I’ll have to come back to this in greater depth but I can see how my concepts of platform literacy and technological reflexivity capture two facets of practical reasoning vis-a-vis digital platforms. The former refers to the apprehension of situations we confront as users of these platforms, the capacity to take in situations and the opportunities for action within them in ways which recognises how and why those situations take the form they do as a consequence of the platform’s design and operation. In this sense it is a precondition for practical reasoning as embodied and intuitive and achieved through practical reasoning as knowledge of particulars. The latter refers to our capacity to exercise reflexivity in relation to our use of technology, as well as enrol technology in the exercise of our reflexivity i.e. it’s not simply an object of reflexivity but a means of reflexivity through the use of digital systems to manage relations between self and world. It is concerned with the ends to which our use of technology is orientated, as well as the unintended consequences which our use of technology can have on prior ends. It suggests the moral dimension to our proclivity to distraction and how we might reconstruct what are often framed as cognitive questions with technical answers in moral-existential terms which have a much richer sense of the technical.

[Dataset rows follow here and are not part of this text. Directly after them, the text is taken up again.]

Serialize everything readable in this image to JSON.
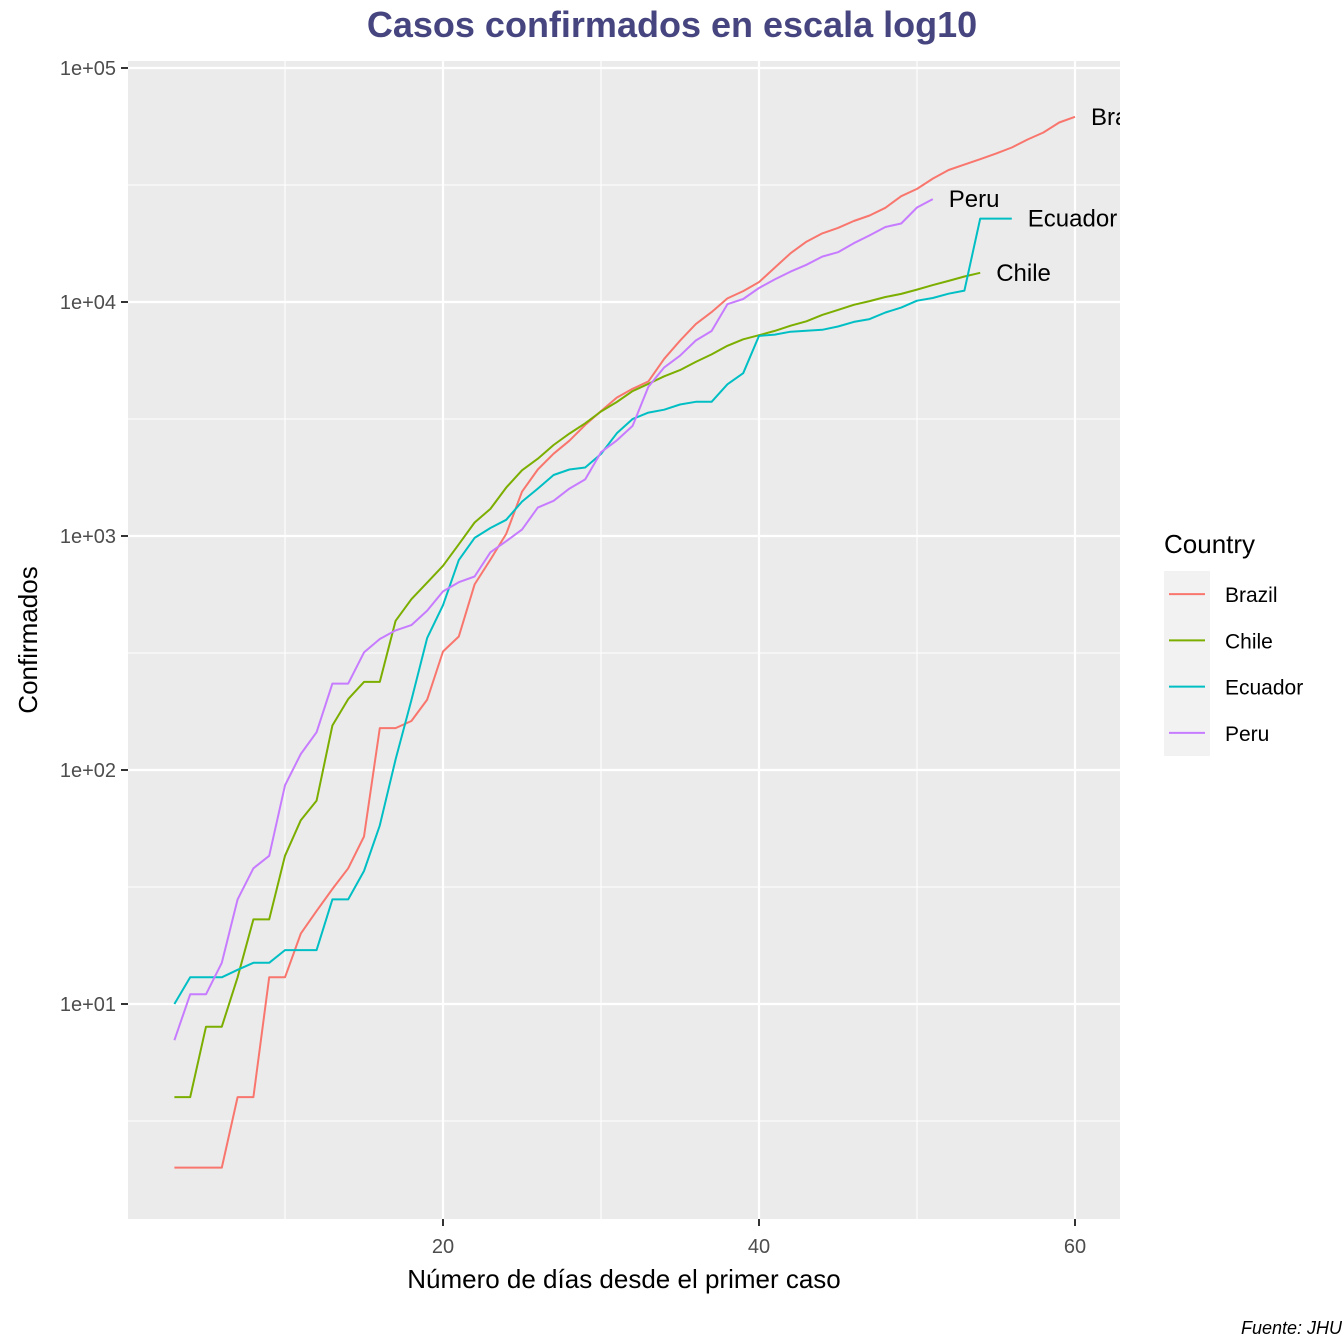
{
  "chart_data": {
    "type": "line",
    "title": "Casos confirmados en escala log10",
    "xlabel": "Número de días desde el primer caso",
    "ylabel": "Confirmados",
    "caption": "Fuente: JHU",
    "y_scale": "log10",
    "xlim": [
      1,
      63
    ],
    "ylim": [
      1.3,
      120000
    ],
    "x_ticks": [
      20,
      40,
      60
    ],
    "x_tick_labels": [
      "20",
      "40",
      "60"
    ],
    "y_ticks": [
      10,
      100,
      1000,
      10000,
      100000
    ],
    "y_tick_labels": [
      "1e+01",
      "1e+02",
      "1e+03",
      "1e+04",
      "1e+05"
    ],
    "grid": true,
    "legend": {
      "title": "Country",
      "position": "right"
    },
    "series": [
      {
        "name": "Brazil",
        "color": "#F8766D",
        "end_label": "Brazil",
        "points": [
          [
            3,
            2
          ],
          [
            4,
            2
          ],
          [
            5,
            2
          ],
          [
            6,
            2
          ],
          [
            7,
            4
          ],
          [
            8,
            4
          ],
          [
            9,
            13
          ],
          [
            10,
            13
          ],
          [
            11,
            20
          ],
          [
            12,
            25
          ],
          [
            13,
            31
          ],
          [
            14,
            38
          ],
          [
            15,
            52
          ],
          [
            16,
            151
          ],
          [
            17,
            151
          ],
          [
            18,
            162
          ],
          [
            19,
            200
          ],
          [
            20,
            321
          ],
          [
            21,
            372
          ],
          [
            22,
            621
          ],
          [
            23,
            793
          ],
          [
            24,
            1021
          ],
          [
            25,
            1546
          ],
          [
            26,
            1924
          ],
          [
            27,
            2247
          ],
          [
            28,
            2554
          ],
          [
            29,
            2985
          ],
          [
            30,
            3417
          ],
          [
            31,
            3904
          ],
          [
            32,
            4256
          ],
          [
            33,
            4579
          ],
          [
            34,
            5717
          ],
          [
            35,
            6836
          ],
          [
            36,
            8044
          ],
          [
            37,
            9056
          ],
          [
            38,
            10360
          ],
          [
            39,
            11130
          ],
          [
            40,
            12161
          ],
          [
            41,
            14034
          ],
          [
            42,
            16170
          ],
          [
            43,
            18092
          ],
          [
            44,
            19638
          ],
          [
            45,
            20727
          ],
          [
            46,
            22192
          ],
          [
            47,
            23430
          ],
          [
            48,
            25262
          ],
          [
            49,
            28320
          ],
          [
            50,
            30425
          ],
          [
            51,
            33682
          ],
          [
            52,
            36658
          ],
          [
            53,
            38654
          ],
          [
            54,
            40743
          ],
          [
            55,
            43079
          ],
          [
            56,
            45757
          ],
          [
            57,
            49492
          ],
          [
            58,
            52995
          ],
          [
            59,
            58509
          ],
          [
            60,
            61888
          ]
        ]
      },
      {
        "name": "Chile",
        "color": "#7CAE00",
        "end_label": "Chile",
        "points": [
          [
            3,
            4
          ],
          [
            4,
            4
          ],
          [
            5,
            8
          ],
          [
            6,
            8
          ],
          [
            7,
            13
          ],
          [
            8,
            23
          ],
          [
            9,
            23
          ],
          [
            10,
            43
          ],
          [
            11,
            61
          ],
          [
            12,
            74
          ],
          [
            13,
            155
          ],
          [
            14,
            201
          ],
          [
            15,
            238
          ],
          [
            16,
            238
          ],
          [
            17,
            434
          ],
          [
            18,
            537
          ],
          [
            19,
            632
          ],
          [
            20,
            746
          ],
          [
            21,
            922
          ],
          [
            22,
            1142
          ],
          [
            23,
            1306
          ],
          [
            24,
            1610
          ],
          [
            25,
            1909
          ],
          [
            26,
            2139
          ],
          [
            27,
            2449
          ],
          [
            28,
            2738
          ],
          [
            29,
            3031
          ],
          [
            30,
            3404
          ],
          [
            31,
            3737
          ],
          [
            32,
            4161
          ],
          [
            33,
            4471
          ],
          [
            34,
            4815
          ],
          [
            35,
            5116
          ],
          [
            36,
            5546
          ],
          [
            37,
            5972
          ],
          [
            38,
            6501
          ],
          [
            39,
            6927
          ],
          [
            40,
            7213
          ],
          [
            41,
            7525
          ],
          [
            42,
            7917
          ],
          [
            43,
            8273
          ],
          [
            44,
            8807
          ],
          [
            45,
            9252
          ],
          [
            46,
            9730
          ],
          [
            47,
            10088
          ],
          [
            48,
            10505
          ],
          [
            49,
            10832
          ],
          [
            50,
            11296
          ],
          [
            51,
            11812
          ],
          [
            52,
            12306
          ],
          [
            53,
            12858
          ],
          [
            54,
            13331
          ]
        ]
      },
      {
        "name": "Ecuador",
        "color": "#00BFC4",
        "end_label": "Ecuador",
        "points": [
          [
            3,
            10
          ],
          [
            4,
            13
          ],
          [
            5,
            13
          ],
          [
            6,
            13
          ],
          [
            7,
            14
          ],
          [
            8,
            15
          ],
          [
            9,
            15
          ],
          [
            10,
            17
          ],
          [
            11,
            17
          ],
          [
            12,
            17
          ],
          [
            13,
            28
          ],
          [
            14,
            28
          ],
          [
            15,
            37
          ],
          [
            16,
            58
          ],
          [
            17,
            111
          ],
          [
            18,
            199
          ],
          [
            19,
            367
          ],
          [
            20,
            506
          ],
          [
            21,
            789
          ],
          [
            22,
            981
          ],
          [
            23,
            1082
          ],
          [
            24,
            1173
          ],
          [
            25,
            1403
          ],
          [
            26,
            1595
          ],
          [
            27,
            1823
          ],
          [
            28,
            1924
          ],
          [
            29,
            1962
          ],
          [
            30,
            2240
          ],
          [
            31,
            2748
          ],
          [
            32,
            3163
          ],
          [
            33,
            3368
          ],
          [
            34,
            3465
          ],
          [
            35,
            3646
          ],
          [
            36,
            3747
          ],
          [
            37,
            3747
          ],
          [
            38,
            4450
          ],
          [
            39,
            4965
          ],
          [
            40,
            7161
          ],
          [
            41,
            7257
          ],
          [
            42,
            7466
          ],
          [
            43,
            7529
          ],
          [
            44,
            7603
          ],
          [
            45,
            7858
          ],
          [
            46,
            8225
          ],
          [
            47,
            8450
          ],
          [
            48,
            9022
          ],
          [
            49,
            9468
          ],
          [
            50,
            10128
          ],
          [
            51,
            10398
          ],
          [
            52,
            10850
          ],
          [
            53,
            11183
          ],
          [
            54,
            22719
          ],
          [
            55,
            22719
          ],
          [
            56,
            22719
          ]
        ]
      },
      {
        "name": "Peru",
        "color": "#C77CFF",
        "end_label": "Peru",
        "points": [
          [
            3,
            7
          ],
          [
            4,
            11
          ],
          [
            5,
            11
          ],
          [
            6,
            15
          ],
          [
            7,
            28
          ],
          [
            8,
            38
          ],
          [
            9,
            43
          ],
          [
            10,
            86
          ],
          [
            11,
            117
          ],
          [
            12,
            145
          ],
          [
            13,
            234
          ],
          [
            14,
            234
          ],
          [
            15,
            318
          ],
          [
            16,
            363
          ],
          [
            17,
            395
          ],
          [
            18,
            416
          ],
          [
            19,
            480
          ],
          [
            20,
            580
          ],
          [
            21,
            635
          ],
          [
            22,
            671
          ],
          [
            23,
            852
          ],
          [
            24,
            950
          ],
          [
            25,
            1065
          ],
          [
            26,
            1323
          ],
          [
            27,
            1414
          ],
          [
            28,
            1595
          ],
          [
            29,
            1746
          ],
          [
            30,
            2281
          ],
          [
            31,
            2561
          ],
          [
            32,
            2954
          ],
          [
            33,
            4342
          ],
          [
            34,
            5256
          ],
          [
            35,
            5897
          ],
          [
            36,
            6848
          ],
          [
            37,
            7519
          ],
          [
            38,
            9784
          ],
          [
            39,
            10303
          ],
          [
            40,
            11475
          ],
          [
            41,
            12491
          ],
          [
            42,
            13489
          ],
          [
            43,
            14420
          ],
          [
            44,
            15628
          ],
          [
            45,
            16325
          ],
          [
            46,
            17837
          ],
          [
            47,
            19250
          ],
          [
            48,
            20914
          ],
          [
            49,
            21648
          ],
          [
            50,
            25331
          ],
          [
            51,
            27517
          ]
        ]
      }
    ]
  }
}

One of the reasons why these need to be named is because social science tends to be negligent of practical reasoning in the manner which Sayer suggests on pg 85. This makes it difficult to name aspects of practical reasoning and render them as objects of theoretical understanding and empirical investigation:
Insofar as social science is a theoretical enterprise rather than a practical one, it has less need of knowledge of particulars than do the actors who it studies; it also rarely needs to respond quickly to the irreversible flow of events, simply because the researchers is generally a spectator rather than a participant. Insofar as social research tends to focus on particular aspects of lives rather than whole lives, it is less likely to appreciate the need for practical judgement in the sense of evaluation of different ends that give shape to whole lives. Where it is primarily interested in common, general processes and objects, it tends to regard variation and difference as a nuisance, as ‘noise’ to be ignored or reduced by better choice of variables.